Yesterday, I went ice-skating for the first time in many years, to celebrate VB's birthday in the delightful setting of Somerset House. Thanks to many sexy women being present, and despite loathing participation in anything I'm not good at (ice-skating, MarioKart, hard work, foreplay), I decided I couldn't appear to be a complete wimp and Scrooge-like spoilsport. So I donned the skates and tottered onto the rink.

An hour later, having nearly careered into a cutie who giggled when I screeched that Wifey was a moron for hurtling me round like I was bloody Jane Torvill, I left the rink, sore and tired but generally of a less curmudgeonly demeanour than when I had started.
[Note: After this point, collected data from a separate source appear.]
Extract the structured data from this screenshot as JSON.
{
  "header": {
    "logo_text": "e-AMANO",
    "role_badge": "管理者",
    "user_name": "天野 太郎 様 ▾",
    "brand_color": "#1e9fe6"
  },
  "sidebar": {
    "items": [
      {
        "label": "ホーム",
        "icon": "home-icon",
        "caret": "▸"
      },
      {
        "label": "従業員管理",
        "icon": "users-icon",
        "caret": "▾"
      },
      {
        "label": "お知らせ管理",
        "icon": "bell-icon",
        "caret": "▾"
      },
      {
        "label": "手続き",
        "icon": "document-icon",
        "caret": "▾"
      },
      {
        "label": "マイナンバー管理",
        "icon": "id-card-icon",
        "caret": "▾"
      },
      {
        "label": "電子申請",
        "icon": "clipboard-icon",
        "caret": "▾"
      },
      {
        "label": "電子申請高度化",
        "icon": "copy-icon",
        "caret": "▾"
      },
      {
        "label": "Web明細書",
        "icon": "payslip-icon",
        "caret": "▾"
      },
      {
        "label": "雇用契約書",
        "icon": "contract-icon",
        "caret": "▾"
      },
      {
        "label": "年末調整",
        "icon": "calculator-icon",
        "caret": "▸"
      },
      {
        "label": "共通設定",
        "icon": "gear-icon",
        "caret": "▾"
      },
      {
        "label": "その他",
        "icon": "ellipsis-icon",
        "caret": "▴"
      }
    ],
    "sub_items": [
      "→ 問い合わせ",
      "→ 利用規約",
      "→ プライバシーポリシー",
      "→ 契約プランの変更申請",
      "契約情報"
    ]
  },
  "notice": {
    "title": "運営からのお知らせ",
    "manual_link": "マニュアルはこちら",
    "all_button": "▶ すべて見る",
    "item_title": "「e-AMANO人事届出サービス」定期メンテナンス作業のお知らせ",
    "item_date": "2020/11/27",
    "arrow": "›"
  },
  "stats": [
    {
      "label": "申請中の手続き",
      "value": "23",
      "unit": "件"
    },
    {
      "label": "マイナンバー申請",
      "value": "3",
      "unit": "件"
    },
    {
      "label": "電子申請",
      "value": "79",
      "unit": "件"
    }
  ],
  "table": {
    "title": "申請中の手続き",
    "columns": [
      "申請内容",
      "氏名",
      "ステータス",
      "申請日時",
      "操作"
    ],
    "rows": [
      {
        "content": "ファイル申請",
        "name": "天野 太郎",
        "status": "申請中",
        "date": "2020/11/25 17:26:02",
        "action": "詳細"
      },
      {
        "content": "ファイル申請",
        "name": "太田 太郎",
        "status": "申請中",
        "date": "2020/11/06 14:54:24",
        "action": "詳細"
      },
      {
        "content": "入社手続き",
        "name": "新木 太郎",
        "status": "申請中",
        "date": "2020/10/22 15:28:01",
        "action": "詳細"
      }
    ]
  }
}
Today, Gordon Brown skated confidently onto the wafer-thin ice of the floor of the House of Commons to deliver his pre-Budget report. Apart from the standard combination of Brownite overspending covered up with Blairite massaging of the figures, there was a phenomenal piece of opportunism. Having blamed all of his miscalculations and the gloomy outlook on high oil prices, he announced a doubling of the windfall tax on North Sea oil profits.

At a time when the majors are looking for new profit centres and have lots of cash to invest, he decided, without any consultation, to raid £6.5 billion from them over the next 3 years.

So what, they make loads of money anyway, right? Firstly, this does not justify covering up the mistakes he has made and New Labour's pouring of endless piles of cash into the black hole of our public services by stealing the money. Secondly, it's very short-sighted and will probably cost Britain a lot more in the long-term.

For a start, he's missing out on a chunk of corporation tax from where that money would have filtered through to the bottom line. Also the majors will have to hold on to some of the profits to replace the working capital he is depriving them, so shareholders will not be paying as much CGT or tax on dividends to Mr Brown from that end. Most importantly, he is taking away what little incentive there was for the majors to invest in a depleting region, thus depriving the country of jobs and stability of supply of oil and gas.

Suddenly my own performance on the ice looks a lot more assured. Mr Brown seems to have gone crashing straight through it.